There is greater overall survival (OS) benefit for patients with recurrent urothelial cancer being treated with pembrolizumab versus chemotherapy, according to long-term results of a randomized trial.

During the 2018 Genitourinary Cancers Symposium, Joaquim Bellmunt, MD, PhD, of the Dana Farber Institute, presented results from a median follow-up of 27.7 months of the KEYNOTE-045 trial, which compared pembrolizumab versus the investigator’s choice of paclitaxel, docetaxel, or vinflunine in recurrent, advanced urothelial cancer as second-line treatment.

Between November 2014 and November 2015, 542 patients were enrolled in the trial. Participants were randomized 1:1 to the immunotherapy arm to receive 200 mg of pembrolizumab intravenously every 3 weeks, or to the chemotherapy arm to receive 1 of the following: 175 mg/m2 of paclitaxel every 3 weeks, 75 mg/m2 of docetaxel every 3 weeks, or 320 mg/m2 of vinflunin every 3 weeks.

The dual primary endpoints were OS and progression-free survival (PFS). Key secondary endpoints were objective response rate (ORR), duration of response, and safety. Tumors were assessed at week 9 and every 6 weeks following for a 1-year duration, and then were assessed every 12 weeks thereafter. PD-L1 status was also obtained; it was considered positive when more than 10% of tumor and immune cells showed PD-L1 expression.

In the pembrolizumab arm, 26 patients were able to complete 2 years of therapy, while none in the chemotherapy arm were able to do so. The researchers also saw 10 complete responses in the pembrolizumab arm, compared with 1 in the chemotherapy arm.

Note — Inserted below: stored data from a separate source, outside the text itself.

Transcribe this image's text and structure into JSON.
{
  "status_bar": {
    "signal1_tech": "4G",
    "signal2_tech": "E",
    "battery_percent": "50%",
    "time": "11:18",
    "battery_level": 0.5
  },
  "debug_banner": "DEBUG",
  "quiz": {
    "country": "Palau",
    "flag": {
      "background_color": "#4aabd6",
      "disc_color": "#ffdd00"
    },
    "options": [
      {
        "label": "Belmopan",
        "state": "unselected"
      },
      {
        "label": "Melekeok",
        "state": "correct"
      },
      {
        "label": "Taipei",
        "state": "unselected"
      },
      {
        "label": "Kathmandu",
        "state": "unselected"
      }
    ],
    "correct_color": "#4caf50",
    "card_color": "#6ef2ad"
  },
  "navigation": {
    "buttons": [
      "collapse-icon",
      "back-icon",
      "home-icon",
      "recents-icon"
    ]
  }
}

Following 27.7 months of follow-up, the median OS was 10.3 months for participants treated with pembrolizumab versus 7.3 months for participants treated with chemotherapy. The 12-month OS was 44.4% for the pembrolizumab arm compared to 29.8% in the chemotherapy arm; 24-month OS was almost doubled in the pembrolizumab arm, at 27% (compared to 14.3% in the chemotherapy arm).

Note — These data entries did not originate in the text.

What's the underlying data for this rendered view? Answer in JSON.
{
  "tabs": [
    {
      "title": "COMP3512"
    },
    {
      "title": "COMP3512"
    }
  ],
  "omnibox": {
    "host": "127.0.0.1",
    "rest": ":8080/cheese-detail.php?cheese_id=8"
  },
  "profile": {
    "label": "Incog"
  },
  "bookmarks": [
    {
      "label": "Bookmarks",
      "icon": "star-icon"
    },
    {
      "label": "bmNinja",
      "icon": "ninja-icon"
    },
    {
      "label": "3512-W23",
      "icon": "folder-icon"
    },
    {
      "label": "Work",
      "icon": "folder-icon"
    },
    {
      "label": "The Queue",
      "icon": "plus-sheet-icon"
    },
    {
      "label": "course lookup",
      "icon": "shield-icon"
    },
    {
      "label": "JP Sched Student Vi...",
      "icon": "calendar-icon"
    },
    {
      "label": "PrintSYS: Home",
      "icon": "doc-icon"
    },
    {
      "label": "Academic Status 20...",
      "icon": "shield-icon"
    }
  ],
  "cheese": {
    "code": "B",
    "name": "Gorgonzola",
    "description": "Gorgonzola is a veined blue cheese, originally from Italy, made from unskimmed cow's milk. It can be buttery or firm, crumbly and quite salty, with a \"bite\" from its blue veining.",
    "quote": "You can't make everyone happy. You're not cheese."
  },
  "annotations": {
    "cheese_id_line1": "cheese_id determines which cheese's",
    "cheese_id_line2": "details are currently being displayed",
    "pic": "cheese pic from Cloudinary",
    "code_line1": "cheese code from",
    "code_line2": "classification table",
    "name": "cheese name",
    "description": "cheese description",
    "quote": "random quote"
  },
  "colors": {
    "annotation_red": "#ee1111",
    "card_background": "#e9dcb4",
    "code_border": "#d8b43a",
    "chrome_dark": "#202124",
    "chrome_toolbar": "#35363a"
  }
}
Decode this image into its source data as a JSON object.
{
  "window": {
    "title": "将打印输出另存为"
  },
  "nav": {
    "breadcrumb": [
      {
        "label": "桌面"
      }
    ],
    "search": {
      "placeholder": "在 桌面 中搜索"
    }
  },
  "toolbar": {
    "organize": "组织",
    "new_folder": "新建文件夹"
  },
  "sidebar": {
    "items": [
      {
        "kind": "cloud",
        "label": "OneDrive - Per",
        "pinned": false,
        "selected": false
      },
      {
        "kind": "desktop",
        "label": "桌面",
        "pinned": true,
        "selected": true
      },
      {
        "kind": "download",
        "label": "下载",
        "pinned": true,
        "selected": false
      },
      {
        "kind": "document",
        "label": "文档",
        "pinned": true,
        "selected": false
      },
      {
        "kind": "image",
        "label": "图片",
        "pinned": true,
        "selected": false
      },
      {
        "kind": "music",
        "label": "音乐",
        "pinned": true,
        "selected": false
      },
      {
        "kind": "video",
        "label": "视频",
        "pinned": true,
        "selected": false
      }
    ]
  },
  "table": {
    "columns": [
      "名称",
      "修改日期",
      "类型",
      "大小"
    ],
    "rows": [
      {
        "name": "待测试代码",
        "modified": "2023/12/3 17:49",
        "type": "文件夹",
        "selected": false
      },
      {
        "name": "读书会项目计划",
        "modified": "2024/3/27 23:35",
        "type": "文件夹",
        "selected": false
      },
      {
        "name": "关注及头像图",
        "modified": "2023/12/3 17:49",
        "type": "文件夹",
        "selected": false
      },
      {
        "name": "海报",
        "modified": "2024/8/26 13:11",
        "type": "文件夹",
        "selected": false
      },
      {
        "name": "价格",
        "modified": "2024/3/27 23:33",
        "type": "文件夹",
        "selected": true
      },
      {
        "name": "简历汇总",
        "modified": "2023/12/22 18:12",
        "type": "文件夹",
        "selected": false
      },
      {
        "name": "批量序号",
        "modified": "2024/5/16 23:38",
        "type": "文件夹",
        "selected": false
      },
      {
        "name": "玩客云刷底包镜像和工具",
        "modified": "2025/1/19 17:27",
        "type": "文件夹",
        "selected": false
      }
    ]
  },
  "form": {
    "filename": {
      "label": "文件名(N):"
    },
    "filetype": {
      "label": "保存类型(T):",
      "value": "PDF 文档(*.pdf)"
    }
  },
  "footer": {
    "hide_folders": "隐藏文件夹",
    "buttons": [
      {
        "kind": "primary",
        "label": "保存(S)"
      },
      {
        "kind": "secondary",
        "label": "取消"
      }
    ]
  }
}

At 24 months, 60.6% of participants in the chemotherapy arm received an immunotherapeutic agent, including those who received pembrolizumab as part of the crossover, according to Bellmunt.

Although there were no significant differences in PFS at 14 or 27.7 months of follow-up, the authors did see that the proportion of participants that remained progression free was greater in the pembrolizumab arm at 12 months (18.4% versus 9.5%) and at 24 months (12.5% versus 2.5%).

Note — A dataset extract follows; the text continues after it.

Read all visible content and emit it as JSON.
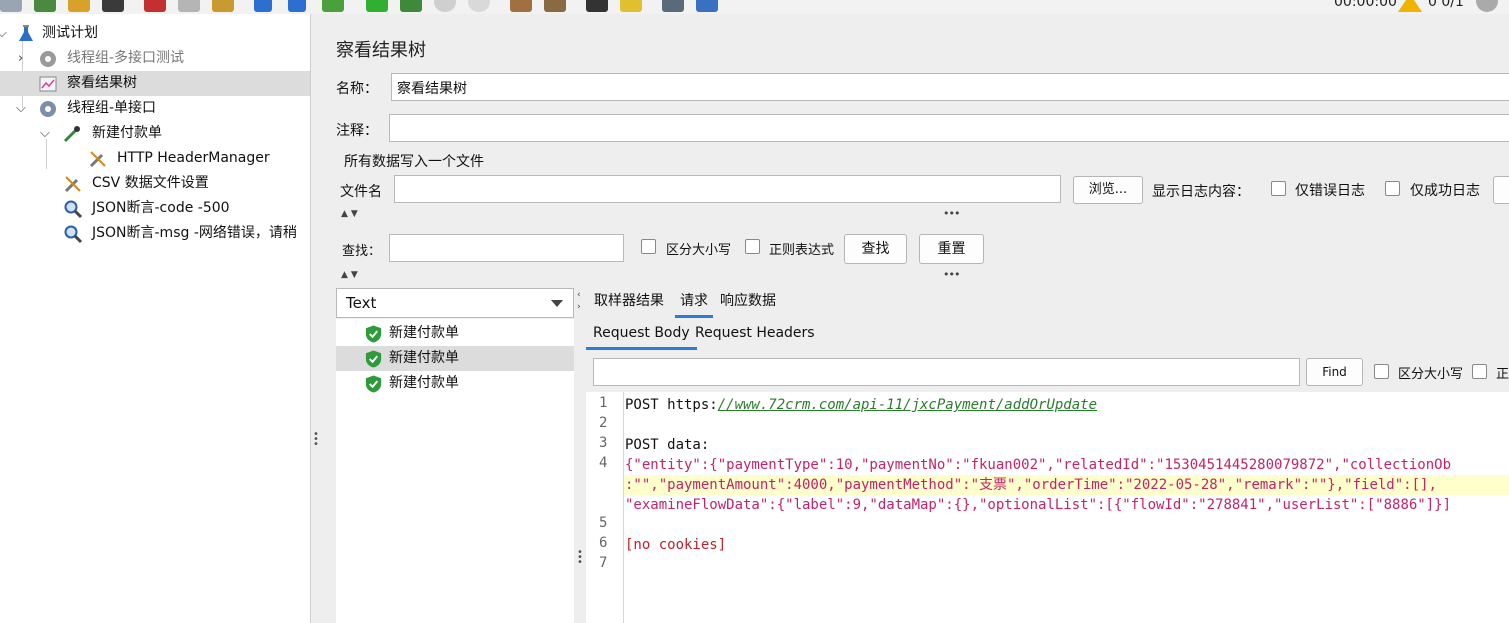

ORR was almost double in the pembrolizumab arm (21.1% versus 11%), and the pembrolizumab arm saw fewer adverse events compared with the chemotherapy arm.

“Pembrolizumab is the first immunotherapy to demonstrate superior survival over chemotherapy in patients with advanced urothelial carcinoma after failure of platinum-based therapy,” concluded Bellmunt. “This is level 1 evidence that supports the use of pembrolizumab as a standard of care for this patient population.”